So., 24.06.12 | 17:00 Uhr
Sackgärten in Nairobi
Die alleinerziehende Jennifer Akinyi lebt im Slum ‚Huruma’, einem völlig überbevölkerten Elendsviertel der kenianischen Hauptstadt Nairobi. Um ihre achtköpfige Familie mit Grundnahrungsmitteln und Gemüse gesund zu ernähren, bräuchte sie täglich umgerechnet zehn Euro. Als Tagelöhnerin hat sie meistens aber nur drei Euro für Lebensmittel zur Verfügung. Ihre Situation ist in Huruma kein Einzelfall. So wie ihr geht es auch vielen ihrer Nachbarn.
Kein Acker, stattdessen ein Sack
Gemüse wird im Slum zwar verkauft, aber den meisten fehlt das nötige Geld dafür. Jetzt bauen einige Slumbewohnerinnen ihr Gemüse selbst an. Das Klima ist günstig, die Pflanzen wachsen schnell, wenn sie ausreichend gepflegt und gegossen werden. Aber im überbevölkerten Slum gibt es keinen Platz für einen Acker. Die Lösung sind sogenannte Sackgärten. Jennifer Akinyi und ihre Nachbarinnen brauchen für den Anbau von Zwiebeln, Spinat und Tomaten nur so viel Grund, dass ein oder zwei Säcke darauf passen. Darin wächst frisches Gemüse für ihre ganze Familie.
Monatelang frische Ernte für 15 Euro
Die Idee, diese Sackgärten anzulegen, kam von der italienischen Hilfsorganisation COOPI. Das Projekt soll dabei helfen, die Ernährung der Slumbewohner zu sichern. Alleinerziehende Frauen mit vielen Kindern, die ihre Familien ohne jede Hilfe durchbringen müssen und ständig am Rande des Hungers leben, erhalten über die Organisation einen Sack, in dem sie Gemüse anbauen können. So ein Kleinstgarten kostet inklusive Erde und Saatgut gerade einmal 15 Euro und wirft je nach Wetter alle drei bis sechs Tage eine Ernte ab.
Ein vertikaler Garten
Um die Säcke besonders effektiv nutzen zu können, stecken in der Mitte jedes Sackgartens einige größere Steine. Über sie gelangt das Wasser auch in die unteren Teile des mit Erde befüllten Sacks. So kann der gesamte Sackgarten versorgt werden, und die Pflanzen wachsen nicht nur oben, sondern auch an den Seiten aus Löchern heraus. Die Erde, die nur eine sehr kleine Grundfläche einnimmt, wird also maximal genutzt - quasi ein vertikaler Garten.

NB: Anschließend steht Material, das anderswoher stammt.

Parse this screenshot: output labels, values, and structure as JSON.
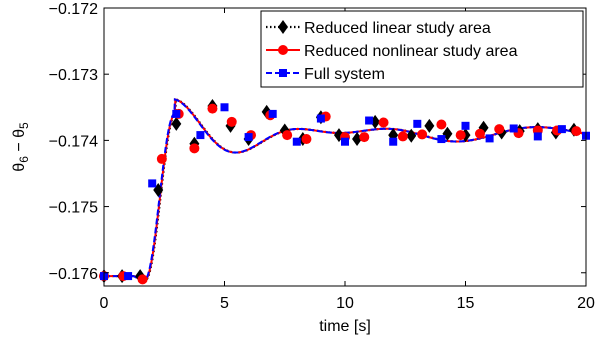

Sicherheit für die Tagelöhnerin
Jennifer Akinyi besitzt zwei Säcke, mit denen sie viel Arbeit hat, die ihr aber auch eine reiche Ernte bescheren. Regelmäßig nimmt sie genügend Gemüse mit nach Hause, um ihre ganze Familie damit zu versorgen. Und die unterschiedlichen Gemüsesorten ermöglichen außerdem eine ausgewogenere Ernährung der Kinder als früher, wo es oft nur Hirse oder Reis gab. Heute sind diese zwei Säcke eine Art Versicherung für sie: Wenn die Mutter früher an einem Tag kein Geld verdienen konnte, musste ihre Familie hungrig zu Bett gehen. Dank des Sackgartens ist sie zur Selbstversorgerin geworden und hat die Gewissheit, ihren Kindern jederzeit etwas zu Essen geben zu können.